Die Revision wird zurückgewiesen.

Begründung

1 Die am 10. November 1946 geborene Mitbeteiligte trat mit Ablauf des 31. Dezember 2011 gemäß § 13 Abs. 1 Beamten-Dienstrechtsgesetz 1979 (BDG 1979) in den Ruhestand. 2 Mit Bescheid der revisionswerbenden Behörde vom 9. Mai 2012 wurde festgestellt, dass ihr vom 1. Jänner 2012 an ein Ruhegenuss in der Höhe von monatlich brutto EUR 2.483,87 sowie eine Nebengebührenzulage in der Höhe von monatlich brutto EUR 595,70 gebühre.

3 In ihrer Eingabe vom 20. Mai 2015 vertrat die Mitbeteiligte mit näherer Begründung die Auffassung, die Anwendung des § 41 Abs. 3 Pensionsgesetz 1965 (PG 1965), BGBl. Nr. 340, bei der Anpassung ihrer Ruhebezüge ab 1. Jänner 2015 verstoße gegen Art. 2 der Richtlinie 2000/78/EG des Rates vom 27. November 2000 zur Festlegung eines allgemeinen Rahmens für die Verwirklichung der Gleichbehandlung in Beschäftigung und Beruf (im Folgenden: RL).

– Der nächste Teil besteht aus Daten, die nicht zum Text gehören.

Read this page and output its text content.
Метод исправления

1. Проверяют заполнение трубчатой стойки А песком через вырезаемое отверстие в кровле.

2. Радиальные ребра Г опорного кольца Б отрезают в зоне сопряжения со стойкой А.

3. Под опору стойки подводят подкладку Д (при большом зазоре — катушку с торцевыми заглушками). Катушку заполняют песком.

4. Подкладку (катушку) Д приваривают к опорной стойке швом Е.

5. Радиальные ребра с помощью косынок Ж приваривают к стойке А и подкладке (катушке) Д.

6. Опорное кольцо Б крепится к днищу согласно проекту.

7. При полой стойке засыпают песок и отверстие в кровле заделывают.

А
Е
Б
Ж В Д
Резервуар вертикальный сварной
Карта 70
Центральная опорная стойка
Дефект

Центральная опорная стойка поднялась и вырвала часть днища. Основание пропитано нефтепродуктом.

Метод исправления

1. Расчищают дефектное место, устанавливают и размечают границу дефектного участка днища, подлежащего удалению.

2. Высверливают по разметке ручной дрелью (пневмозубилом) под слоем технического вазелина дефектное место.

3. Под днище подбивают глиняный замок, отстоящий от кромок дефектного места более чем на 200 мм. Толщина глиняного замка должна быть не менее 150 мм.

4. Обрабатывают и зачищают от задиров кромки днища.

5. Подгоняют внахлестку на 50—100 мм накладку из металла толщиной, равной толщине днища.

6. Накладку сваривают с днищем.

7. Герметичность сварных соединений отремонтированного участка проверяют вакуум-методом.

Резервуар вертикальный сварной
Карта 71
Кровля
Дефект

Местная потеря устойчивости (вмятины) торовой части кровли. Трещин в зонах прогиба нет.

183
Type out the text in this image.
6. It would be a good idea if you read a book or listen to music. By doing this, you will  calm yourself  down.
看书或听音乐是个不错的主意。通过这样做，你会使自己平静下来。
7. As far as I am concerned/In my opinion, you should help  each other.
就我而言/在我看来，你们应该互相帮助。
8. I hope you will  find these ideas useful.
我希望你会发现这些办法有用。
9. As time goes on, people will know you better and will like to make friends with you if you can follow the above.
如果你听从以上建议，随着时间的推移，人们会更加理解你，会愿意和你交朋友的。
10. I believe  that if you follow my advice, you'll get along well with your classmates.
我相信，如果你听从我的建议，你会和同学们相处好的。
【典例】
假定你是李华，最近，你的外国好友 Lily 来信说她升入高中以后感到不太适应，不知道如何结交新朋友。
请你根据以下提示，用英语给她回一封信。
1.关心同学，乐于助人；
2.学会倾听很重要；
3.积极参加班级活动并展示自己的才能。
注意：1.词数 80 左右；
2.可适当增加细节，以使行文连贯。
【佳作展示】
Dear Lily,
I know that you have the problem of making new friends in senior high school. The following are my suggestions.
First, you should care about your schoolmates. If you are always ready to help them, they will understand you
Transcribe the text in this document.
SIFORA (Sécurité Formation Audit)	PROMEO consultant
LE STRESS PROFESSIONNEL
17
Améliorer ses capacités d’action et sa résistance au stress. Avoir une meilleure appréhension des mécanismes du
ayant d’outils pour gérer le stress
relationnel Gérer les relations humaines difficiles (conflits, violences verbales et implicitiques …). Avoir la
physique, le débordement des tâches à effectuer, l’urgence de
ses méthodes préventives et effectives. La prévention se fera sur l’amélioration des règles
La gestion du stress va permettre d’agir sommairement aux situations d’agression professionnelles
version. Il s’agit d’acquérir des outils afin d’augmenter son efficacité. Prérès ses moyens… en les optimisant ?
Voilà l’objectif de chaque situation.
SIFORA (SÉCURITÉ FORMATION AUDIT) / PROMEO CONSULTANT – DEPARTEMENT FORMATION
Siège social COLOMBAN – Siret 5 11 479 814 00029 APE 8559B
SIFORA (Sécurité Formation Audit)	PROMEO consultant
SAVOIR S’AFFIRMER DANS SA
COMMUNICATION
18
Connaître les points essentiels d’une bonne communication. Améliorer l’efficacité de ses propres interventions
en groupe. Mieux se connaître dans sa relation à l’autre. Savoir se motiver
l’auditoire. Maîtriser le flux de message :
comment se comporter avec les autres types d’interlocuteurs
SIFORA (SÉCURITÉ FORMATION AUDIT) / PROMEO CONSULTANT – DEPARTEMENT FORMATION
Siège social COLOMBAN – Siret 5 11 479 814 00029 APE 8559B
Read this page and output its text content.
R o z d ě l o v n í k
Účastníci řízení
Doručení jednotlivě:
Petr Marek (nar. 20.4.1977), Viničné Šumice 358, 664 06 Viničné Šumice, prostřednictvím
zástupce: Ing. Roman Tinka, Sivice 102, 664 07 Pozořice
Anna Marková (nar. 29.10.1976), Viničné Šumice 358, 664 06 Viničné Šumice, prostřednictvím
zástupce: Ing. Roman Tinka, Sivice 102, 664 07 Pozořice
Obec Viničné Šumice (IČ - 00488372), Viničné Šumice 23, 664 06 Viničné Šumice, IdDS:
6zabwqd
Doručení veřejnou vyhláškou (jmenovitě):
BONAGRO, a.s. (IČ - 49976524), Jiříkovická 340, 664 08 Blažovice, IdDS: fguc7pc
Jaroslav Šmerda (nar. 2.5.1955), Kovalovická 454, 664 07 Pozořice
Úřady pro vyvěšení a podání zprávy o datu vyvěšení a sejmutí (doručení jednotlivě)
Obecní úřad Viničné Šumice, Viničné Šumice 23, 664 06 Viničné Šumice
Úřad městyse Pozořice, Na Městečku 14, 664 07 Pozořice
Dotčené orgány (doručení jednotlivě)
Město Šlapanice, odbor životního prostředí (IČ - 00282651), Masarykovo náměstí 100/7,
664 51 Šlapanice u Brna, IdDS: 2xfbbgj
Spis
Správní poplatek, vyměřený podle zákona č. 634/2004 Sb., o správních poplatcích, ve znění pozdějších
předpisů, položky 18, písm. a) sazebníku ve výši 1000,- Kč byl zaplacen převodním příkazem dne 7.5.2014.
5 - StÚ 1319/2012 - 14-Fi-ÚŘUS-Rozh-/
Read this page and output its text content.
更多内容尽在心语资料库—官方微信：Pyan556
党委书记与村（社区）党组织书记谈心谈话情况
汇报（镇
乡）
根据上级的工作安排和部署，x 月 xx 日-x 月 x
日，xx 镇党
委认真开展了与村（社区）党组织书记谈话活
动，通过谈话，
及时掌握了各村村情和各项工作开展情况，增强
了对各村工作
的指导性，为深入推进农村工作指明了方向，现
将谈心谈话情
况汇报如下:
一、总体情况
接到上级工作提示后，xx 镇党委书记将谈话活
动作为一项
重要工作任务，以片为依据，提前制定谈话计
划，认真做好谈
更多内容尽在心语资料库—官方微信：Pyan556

§ 41 Abs. 3 PG 1965 benachteilige nämlich ältere (vor dem 1. Jänner 1955 geborene) Beamte gegenüber jüngeren (nach diesem Zeitpunkt geborenen) Beamten in Ansehung der für die Pensionserhöhung vorgesehenen Modalitäten. Davon ausgehend beantragte die Mitbeteiligte die bescheidmäßige Feststellung der ihr ab dem 1. Jänner 2015 zustehenden Beamtenpension und die Nachzahlung der Bezugsdifferenz.

4 Mit Bescheid der revisionswerbenden Behörde vom 24. Juni 2015 wurde auf Grund dieses Antrags gemäß § 41 Abs. 1, 2 und 3 PG 1965 festgestellt, dass der Mitbeteiligten ab 1. Jänner 2015 ein Ruhebezug in der Höhe von monatlich brutto EUR 3.176,27 gebühre. Bei dieser Bemessung brachte die Behörde auch § 41 Abs. 3 PG 1965 zur Anwendung. Dazu vertrat sie mit näherer Begründung die Rechtsauffassung, diese Bestimmung sei verfassungskonform; eine Altersdiskriminierung liege auch deshalb nicht vor, weil für die ab dem 1. Jänner 1955 geborenen Beamten das System der Parallelrechnung nach § 99 PG 1965 gelte. 5 Das Bundesverwaltungsgericht wies die dagegen erhobene Beschwerde mit Erkenntnis vom 19. August 2016 gemäß § 28 Abs. 2 VwGVG als unbegründet ab. Das Gericht vertrat die Ansicht, die in Rede stehende unmittelbare Diskriminierung aufgrund des Alters, nämlich die in § 41 Abs. 3 PG vorgesehene, lediglich für vor dem 1. Jänner 1955 geborene Beamte zum Tragen kommende Deckelung der Pensionsanpassung, stehe nicht im Widerspruch zu der RL. Der Umstand, dass ab dem 1. Jänner 1955 geborene Beamte bei der Bemessung ihres Ruhebezuges einer für sie ungünstigeren Parallelrechnung unterlägen, rechtfertige die bestehende Ungleichbehandlung.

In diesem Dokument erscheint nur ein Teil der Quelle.